Nobili P, Annolfi B, Crosta C, Dassi F L, Porretta T, Rovati M
Istituto di Scienze Biomediche L. Sacco, Università degli Studi di Milano.
Ann Ital Chir. 1993 Sep-Oct;64(5):505-11.
The authors, in the period from Jan. 1980 to Dec. 1990, observed 67 patients with tumor located in the head of pancreas and 27 patient with periampullary tumors. These included 18 tumors originated from the ampulla of Vater and 9 from distal common bile duct. Operability rate ranged from 62.6% pancreatic carcinoma to 94.4% tumors of ampulla, according to the tumor location. Resectability rate ranged from 9.5% for pancreatic adenocarcinoma for 94.1% to ampullary tumors. Considering 23 resections, 18 were pancreatoduodenectomies and 5 local excisions for tumor of ampulla. Mortality was 7.7% after non resectional treatment and two patients (8.7%) died in the immediate postoperative period after radical resection. Multivariate analysis on all patients operated (n. 65) revealed that 5 years survival rate was significantly related to intent of operation (palliative = 0 - curative = 8.6%), histologic type, and site. In fact no patient with pancreatic adenocarcinoma achieved a 5 years survival rate. Two patients with adenocarcinoma of ampulla survived 5 years. Cancer of the head of pancreas is quite malignant because, owing to pancreas position, an early diagnosis is very hard. Most times resective surgical treatment is impossible because of the cancer diffusion.

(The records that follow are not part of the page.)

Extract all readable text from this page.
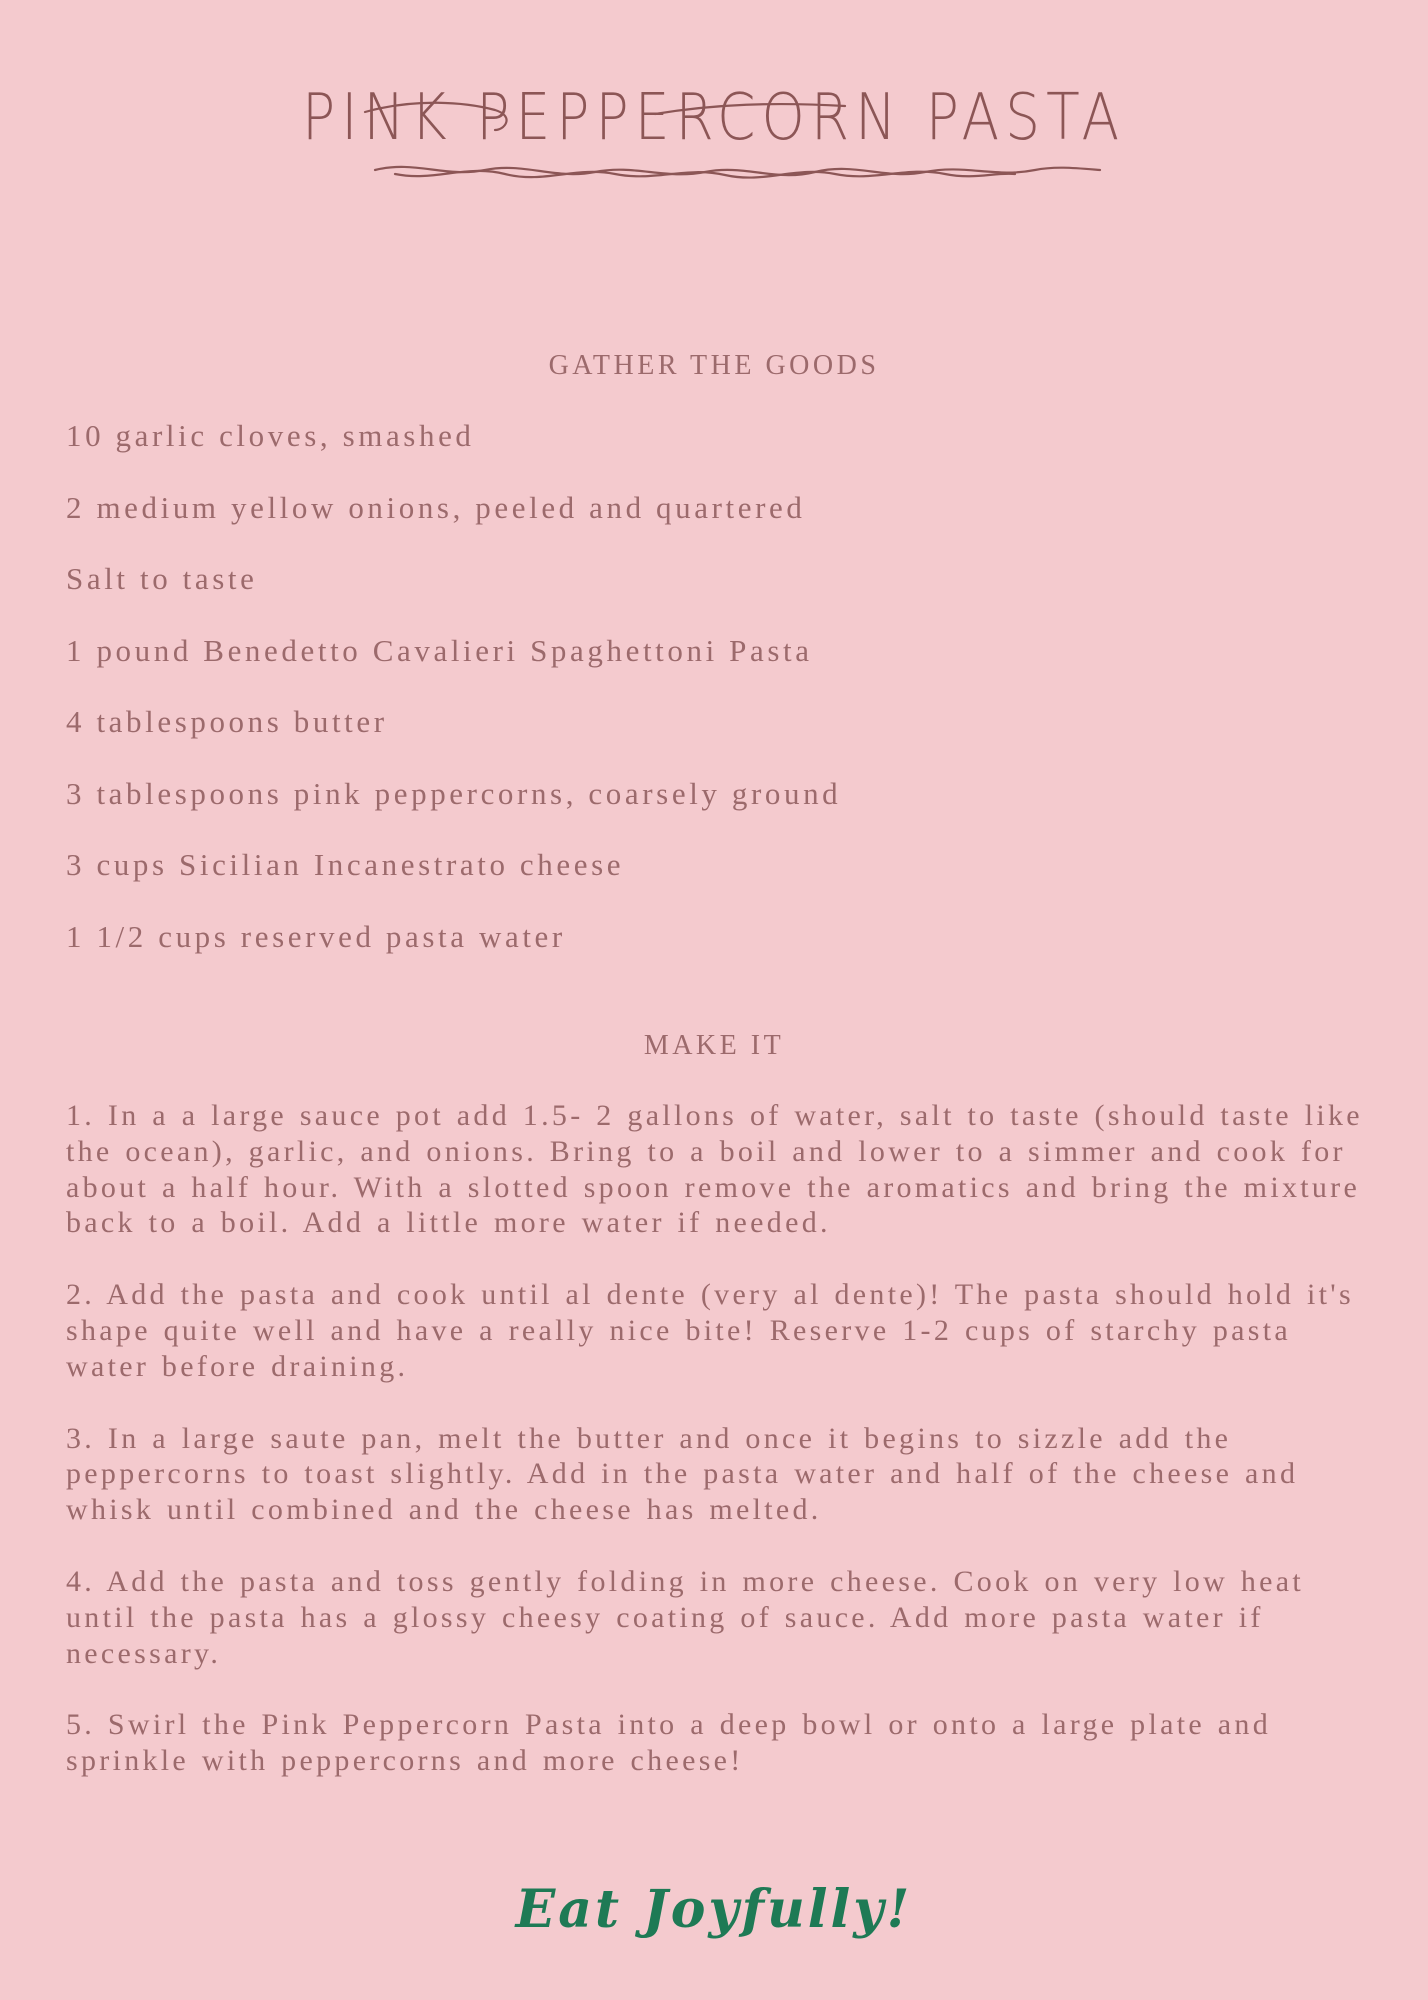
PINK PEPPERCORN PASTA
GATHER THE GOODS
10 garlic cloves, smashed
2 medium yellow onions, peeled and quartered
Salt to taste
1 pound Benedetto Cavalieri Spaghettoni Pasta
4 tablespoons butter
3 tablespoons pink peppercorns, coarsely ground
3 cups Sicilian Incanestrato cheese
1 1/2 cups reserved pasta water
MAKE IT

1. In a a large sauce pot add 1.5- 2 gallons of water, salt to taste (should taste like the ocean), garlic, and onions. Bring to a boil and lower to a simmer and cook for about a half hour. With a slotted spoon remove the aromatics and bring the mixture back to a boil. Add a little more water if needed.

2. Add the pasta and cook until al dente (very al dente)! The pasta should hold it's shape quite well and have a really nice bite! Reserve 1-2 cups of starchy pasta water before draining.

3. In a large saute pan, melt the butter and once it begins to sizzle add the peppercorns to toast slightly. Add in the pasta water and half of the cheese and whisk until combined and the cheese has melted.

4. Add the pasta and toss gently folding in more cheese. Cook on very low heat until the pasta has a glossy cheesy coating of sauce. Add more pasta water if necessary.

5. Swirl the Pink Peppercorn Pasta into a deep bowl or onto a large plate and sprinkle with peppercorns and more cheese!

Eat Joyfully!
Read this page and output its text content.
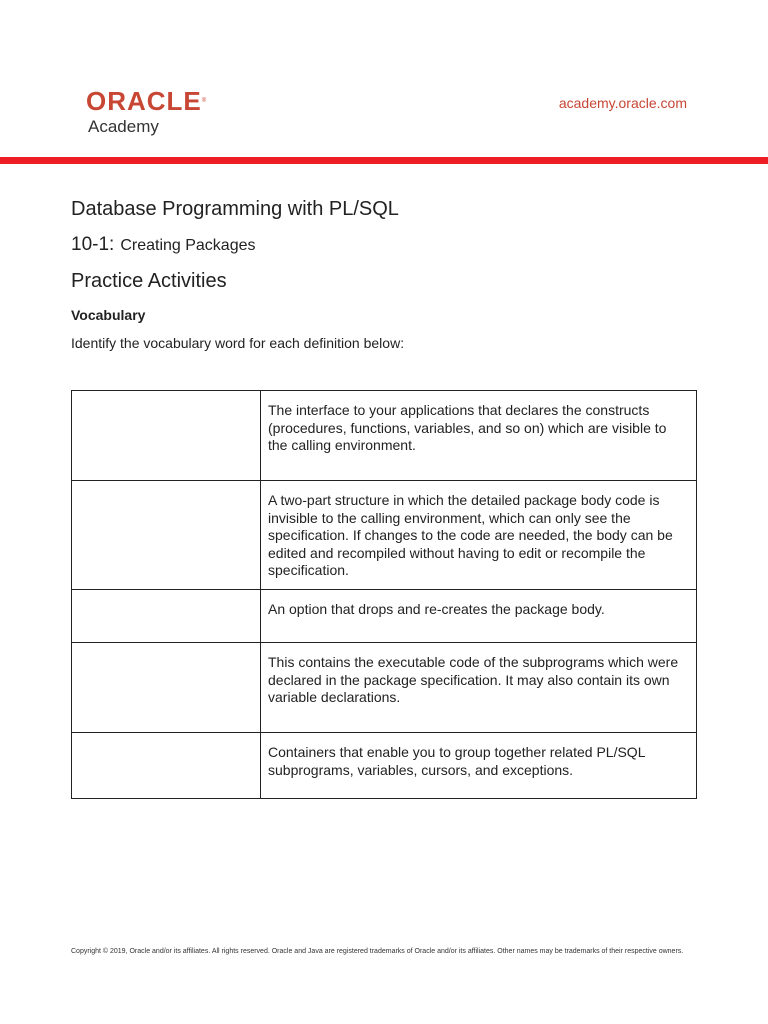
ORACLE®
Academy
academy.oracle.com
Database Programming with PL/SQL
10-1: Creating Packages
Practice Activities
Vocabulary
Identify the vocabulary word for each definition below:
	The interface to your applications that declares the constructs (procedures, functions, variables, and so on) which are visible to the calling environment.
	A two-part structure in which the detailed package body code is invisible to the calling environment, which can only see the specification. If changes to the code are needed, the body can be edited and recompiled without having to edit or recompile the specification.
	An option that drops and re-creates the package body.
	This contains the executable code of the subprograms which were declared in the package specification. It may also contain its own variable declarations.
	Containers that enable you to group together related PL/SQL subprograms, variables, cursors, and exceptions.
Copyright © 2019, Oracle and/or its affiliates. All rights reserved. Oracle and Java are registered trademarks of Oracle and/or its affiliates. Other names may be trademarks of their respective owners.
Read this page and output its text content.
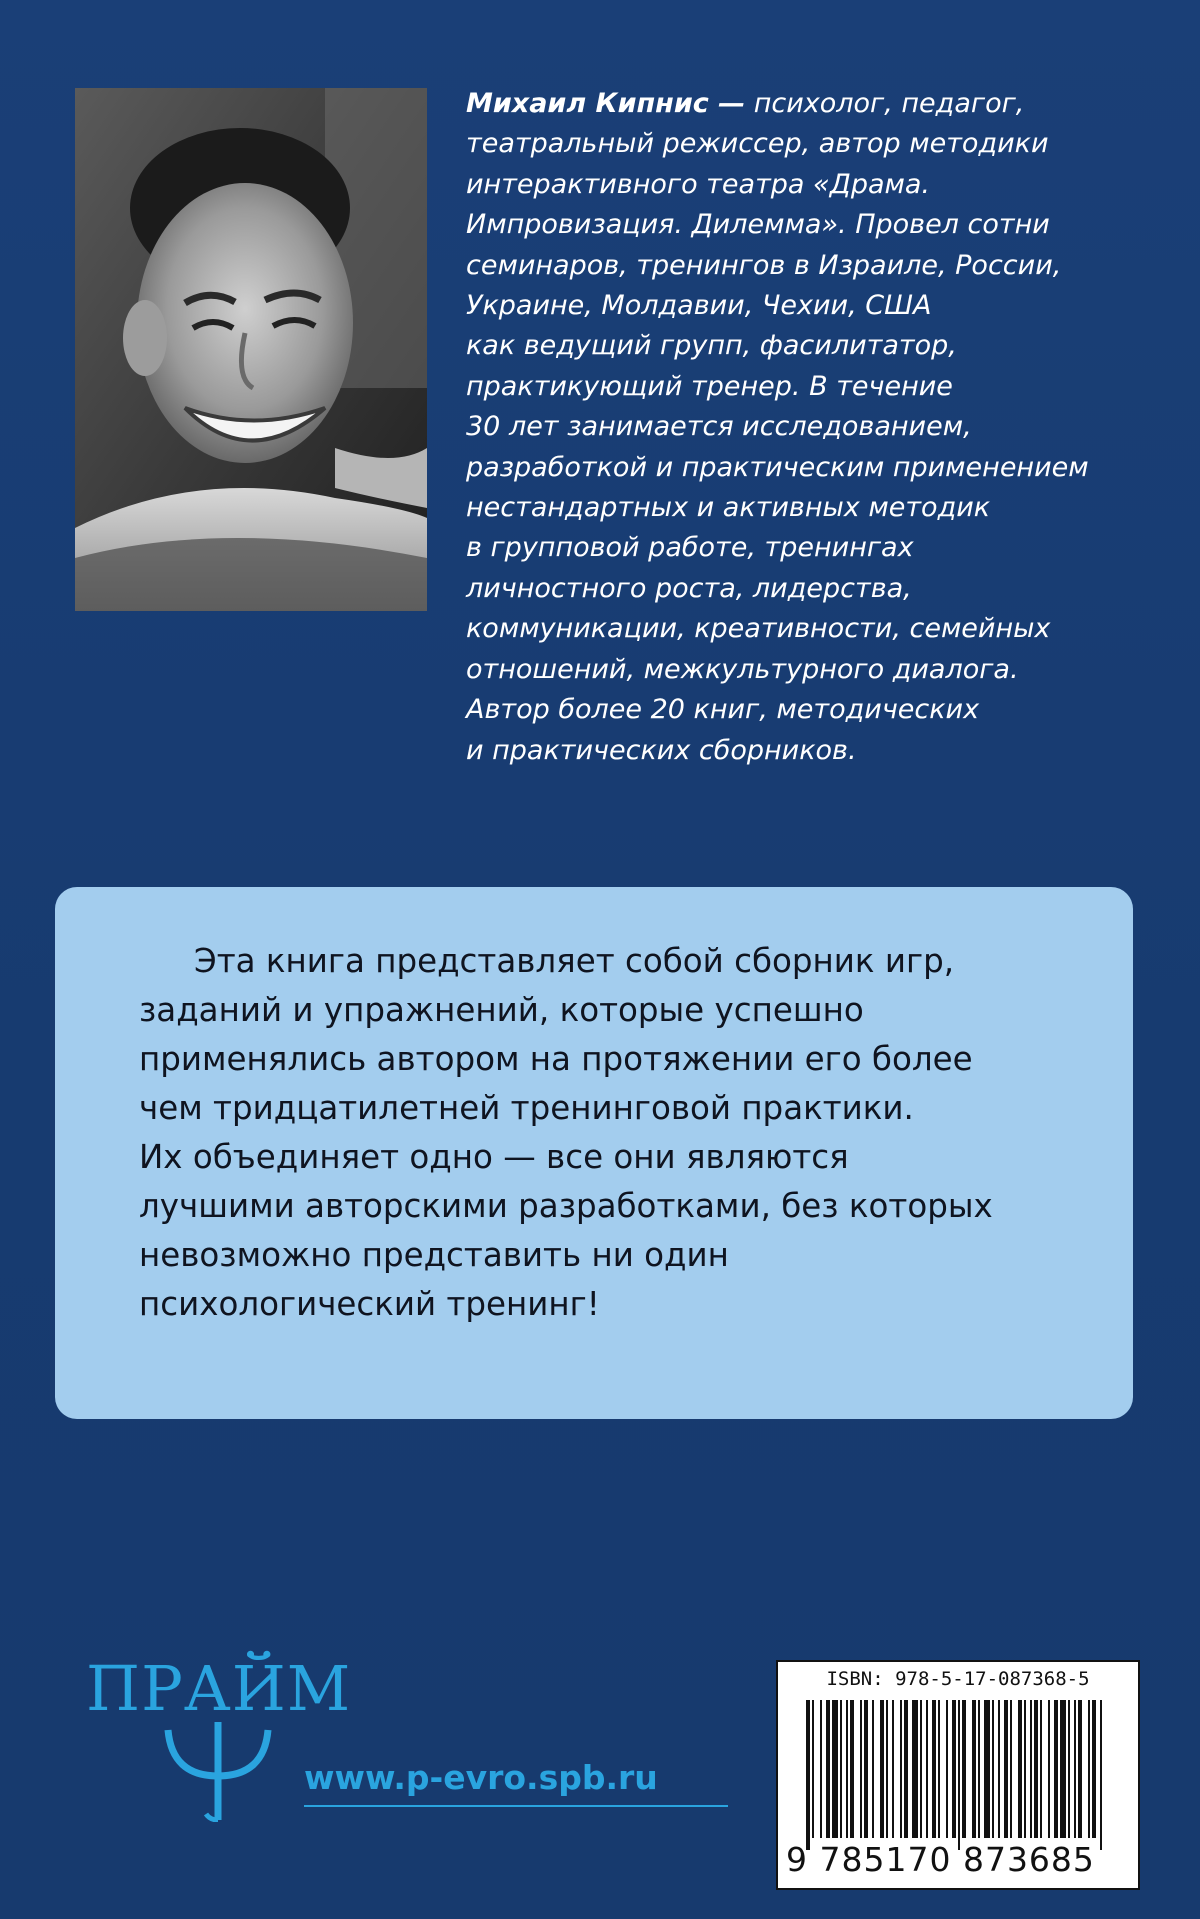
Михаил Кипнис — психолог, педагог,
театральный режиссер, автор методики
интерактивного театра «Драма.
Импровизация. Дилемма». Провел сотни
семинаров, тренингов в Израиле, России,
Украине, Молдавии, Чехии, США
как ведущий групп, фасилитатор,
практикующий тренер. В течение
30 лет занимается исследованием,
разработкой и практическим применением
нестандартных и активных методик
в групповой работе, тренингах
личностного роста, лидерства,
коммуникации, креативности, семейных
отношений, межкультурного диалога.
Автор более 20 книг, методических
и практических сборников.
Эта книга представляет собой сборник игр,
заданий и упражнений, которые успешно
применялись автором на протяжении его более
чем тридцатилетней тренинговой практики.
Их объединяет одно — все они являются
лучшими авторскими разработками, без которых
невозможно представить ни один
психологический тренинг!
ПРАЙМ
www.p-evro.spb.ru
ISBN: 978-5-17-087368-5
9 785170 873685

作者在1980年1月至1990年12月期间,观察了67例肿瘤位于胰头的患者和27例壶腹周围肿瘤患者。其中包括18例起源于 Vater壶腹的肿瘤和9例起源于胆总管远端的肿瘤。根据肿瘤位置,可手术率从胰腺癌的62.6%到壶腹肿瘤的94.4%不等。可切除率从胰腺腺癌的9.5%到壶腹肿瘤的94.1%不等。在23例切除术中,18例为胰十二指肠切除术,5例为壶腹肿瘤局部切除术。非切除治疗后的死亡率为7.7%,2例患者(8.7%)在根治性切除术后的近期死亡。对所有接受手术的患者(n = 65)进行多因素分析显示,5年生存率与手术意图(姑息性 = 0 - 根治性 = 8.6%)、组织学类型和部位显著相关。事实上,没有胰腺腺癌患者达到5年生存率。2例壶腹腺癌患者存活了5年。胰头癌恶性程度相当高,因为由于胰腺的位置,早期诊断非常困难。大多数情况下,由于癌症扩散,无法进行切除性手术治疗。